Notes on the Behringer FBQ2496 EQ

Behringer’s manual is not clear on how to enable the EQ to accept all 20 bands as programmable EQ settings. At first I was only able to get 11 bands pre channel until I pressed and held-down on the Learn button and was able to turn off the 9 slots reserved for the feedback feature of the unit.

Downloading the setting from REW to the Behringer was bit of a trial – frequency settings need to be downloaded one channel at a time {i.e, Left and Right channels). Additionally, it would take at least two attempts per channel to get all the settings to load, sometimes more, therefore making changes in REW and downloading the settings to the EQ before measuring the actual audible speaker response was a slow process – most of this time was the actual downloading of the settings. As one could not be certain whether the EQ settings had downloaded I found it safer to clear all settings on the EQ before downloading new settings.

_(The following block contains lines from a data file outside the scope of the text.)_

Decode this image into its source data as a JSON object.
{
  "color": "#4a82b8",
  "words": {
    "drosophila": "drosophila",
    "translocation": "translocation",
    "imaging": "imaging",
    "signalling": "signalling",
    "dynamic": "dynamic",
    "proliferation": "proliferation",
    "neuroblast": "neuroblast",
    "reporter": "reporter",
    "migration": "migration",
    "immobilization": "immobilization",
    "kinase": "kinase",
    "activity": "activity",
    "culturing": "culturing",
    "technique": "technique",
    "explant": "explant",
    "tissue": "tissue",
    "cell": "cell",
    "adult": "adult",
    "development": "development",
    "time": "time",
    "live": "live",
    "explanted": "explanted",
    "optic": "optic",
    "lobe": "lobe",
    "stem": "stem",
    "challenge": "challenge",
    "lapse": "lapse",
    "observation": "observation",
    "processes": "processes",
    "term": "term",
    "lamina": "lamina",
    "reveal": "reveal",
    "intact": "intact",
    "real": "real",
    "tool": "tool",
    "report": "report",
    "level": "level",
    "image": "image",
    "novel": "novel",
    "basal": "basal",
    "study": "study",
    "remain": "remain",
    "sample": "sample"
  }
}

I guess the reason why using any +15dB settings on the Behringer created noise was due to the headroom available from the soundcard’s output – REW gives an indication of how much headroom is available and therefore I assume that exceeding that headroom would end up driving the amplifier too hard creating a degree of noise. However, this is just surmising what might be happening – it might also be that the Behringer EQ also has difficulties boosting signals at such a rate not to cause an increase in the noise floor…

Conclusion

Most people appear to use either of Behringer’s MIDI enabled EQ products along with the REW software for sorting out subwoofer responses. REW automatically resolves frequency peaks, however this is up to 500 HZ, so it is not much use for full-range speakers in that regard. However, being able to see a visual representation of how frequency corrections might affect a speaker’s frequency responses in REW is certainly a benefit than just relying on ears alone. I was going to get new speaker 145 litre boxes made for the drivers to sort out the bass response from the woofers, however spending the $240 on the Behringer looks like it will now be a much more economical, not to mention space-saving, solution. I am much happier with the sound from the speakers now – it is amazing what sounded OK one day sounds rather poor when your ears are presented with a better alternative – ears are fickle things!

2 Comments

  1. At first I didn’t see much difference between the before and after graphs, but once I viewed them at full size it became more obvious – the peaks are much more tightly grouped around the 90DB line in the after graph.

    Comment by Jim E — November 21, 2009 @ 6:34 pm

  2. It has more to do with the flatness of the overall horizontal line – not so much the individual peaks, though it would be great if they didn’t exist at all. I was aiming to get something consistently between the 85 dB line [the thickish black line] and the 90dB line… As it is it works out as an average of around 94dB, however from 4k the level drops dramtically. I aim to get any drop after 5 kilohertz, and a smoother drop than what is currently a very stepped-down response.